SEHARI SEBELUM UPACARA pengrupukan, saya membaca sebuah postingan di instagram Unud (Universitas Udayana). Unud adalah universitas terkenal di Bali yang saat ini sedang hangat dibicarakan karena rektornya menjadi tersangka kasus korupsi dana SPI.
Tunggu dulu! Bukan info itu ya yang saya baca dengan serius, hehe, tetapi tentang ogoh-ogoh di Bali.
Dalam unggahan tersebut, menurut Nanang Sutrisno, Dosen Antropologi Budaya FIB Unud, ogoh-ogoh dikategorikan seni Bebali, bukan pemujaan atau persembahan. Dari beberapa sumber yang ia himpun, ogoh-ogoh pertama kali muncul sekitar tahun 1983 sebagai ungkapan suka cita masyarakat Bali atas penetapan Nyepi sebagai hari libur nasional.
Lebih lanjut dikatakan ogoh-ogoh diperkirakan terinspirasi oleh tradisi pada zaman Dalem Balingkang. Ada juga yang mengatakan ogoh-ogoh terinspirasi oleh Ngusabha Ndong-nding di Desa Selat Karangasem.
Informasi itu memantik saya untuk mengetahui kapan pertama kali ada ogoh-ogoh di Desa Tajun, Kecamatan Kubutambahan, Buleleng, Bali. Sebuah desa yang indah. Desa yang selalu menyejukkan mata berkat hamparan pohon cengkeh di sepanjang kiri kanan jalan. Di Tajun juga berdiri Pura Pucak Sinunggal, sebuah pura di atas bukit yang hijau. Umat Hindu Bali sering mohon restu keselamatan. Tidak jarang juga mohon jabatan di pura yang dulu dipuja oleh raja-raja Bali Utara.
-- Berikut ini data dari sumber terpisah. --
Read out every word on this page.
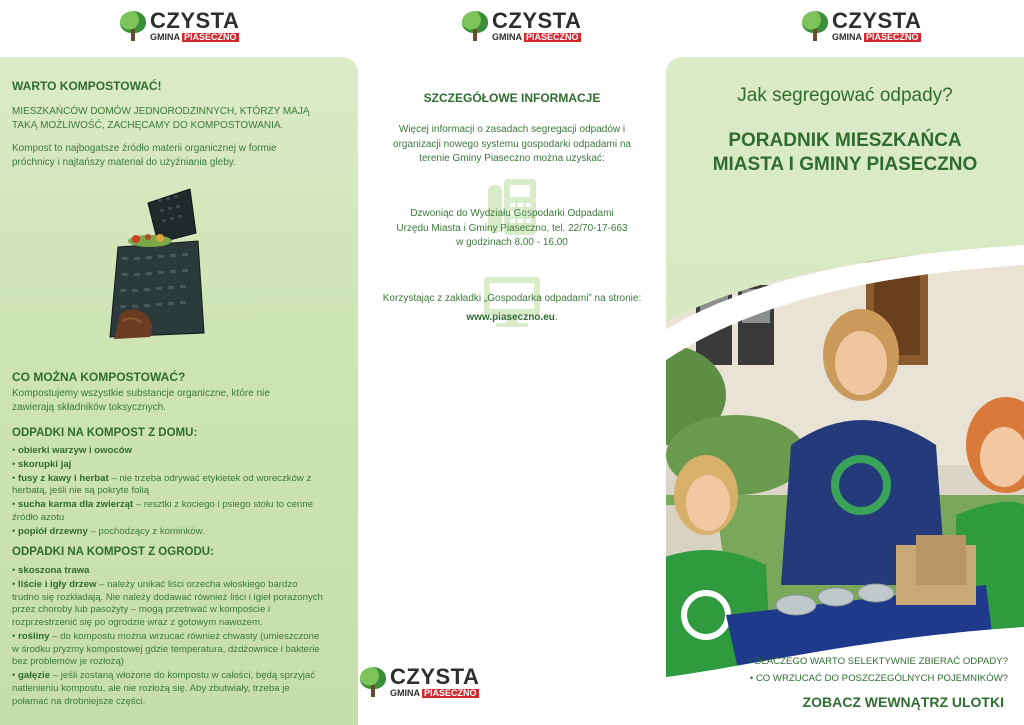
CZYSTA
GMINA PIASECZNO
CZYSTA
GMINA PIASECZNO
CZYSTA
GMINA PIASECZNO
WARTO KOMPOSTOWAĆ!
MIESZKAŃCÓW DOMÓW JEDNORODZINNYCH, KTÓRZY MAJĄ TAKĄ MOŻLIWOŚĆ, ZACHĘCAMY DO KOMPOSTOWANIA.
Kompost to najbogatsze źródło materii organicznej w formie próchnicy i najtańszy materiał do użyźniania gleby.
CO MOŻNA KOMPOSTOWAĆ?
Kompostujemy wszystkie substancje organiczne, które nie zawierają składników toksycznych.
ODPADKI NA KOMPOST Z DOMU:
• obierki warzyw i owoców
• skorupki jaj
• fusy z kawy i herbat – nie trzeba odrywać etykietek od woreczków z herbatą, jeśli nie są pokryte folią
• sucha karma dla zwierząt – resztki z kociego i psiego stołu to cenne źródło azotu
• popiół drzewny – pochodzący z kominków.
ODPADKI NA KOMPOST Z OGRODU:
• skoszona trawa
• liście i igły drzew – należy unikać liści orzecha włoskiego bardzo trudno się rozkładają. Nie należy dodawać również liści i igieł porażonych przez choroby lub pasożyty – mogą przetrwać w kompoście i rozprzestrzenić się po ogrodzie wraz z gotowym nawozem.
• rośliny – do kompostu można wrzucać również chwasty (umieszczone w środku pryzmy kompostowej gdzie temperatura, dżdżownice i bakterie bez problemów je rozłożą)
• gałęzie – jeśli zostaną włożone do kompostu w całości, będą sprzyjać natlenieniu kompostu, ale nie rozłożą się. Aby zbutwiały, trzeba je połamać na drobniejsze części.
CZYSTA
GMINA PIASECZNO
SZCZEGÓŁOWE INFORMACJE
Więcej informacji o zasadach segregacji odpadów i organizacji nowego systemu gospodarki odpadami na terenie Gminy Piaseczno można uzyskać:
Dzwoniąc do Wydziału Gospodarki Odpadami
Urzędu Miasta i Gminy Piaseczno, tel. 22/70-17-663
w godzinach 8.00 - 16.00
Korzystając z zakładki „Gospodarka odpadami” na stronie:
www.piaseczno.eu.
Jak segregować odpady?
PORADNIK MIESZKAŃCA
MIASTA I GMINY PIASECZNO
• DLACZEGO WARTO SELEKTYWNIE ZBIERAĆ ODPADY?
• CO WRZUCAĆ DO POSZCZEGÓLNYCH POJEMNIKÓW?
ZOBACZ WEWNĄTRZ ULOTKI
Tetapi sebelum saya bercerita tentang kapan pertama kali ada ogoh-ogoh di Tajun, saya ingin berbagi sedikit tentang pawai ogoh-ogoh di Tajun yang berlangsung gegap gempita saat pengrupukan, Selsa 21 Maret 2023.
Trotoar Jalan Tukad Jungkaang sampai dengan perempatan desa, rute pawai, telah ramai sejak pukul 14.00 WITA, satu jam sebelum pawai dimulai. Saya pun menjadi salah satu dari kerumunan ratusan warga Tajun yang menanti arak-arakan 19 ogoh-ogoh.
Saya memilih lokasi di bawah pohon beringin dekat jalan menuju ke Pura Taman Suci. Di lokasi ini biasanya atraksi ogoh-ogoh akan dipentaskan selain di perempatan desa (pempatan agung).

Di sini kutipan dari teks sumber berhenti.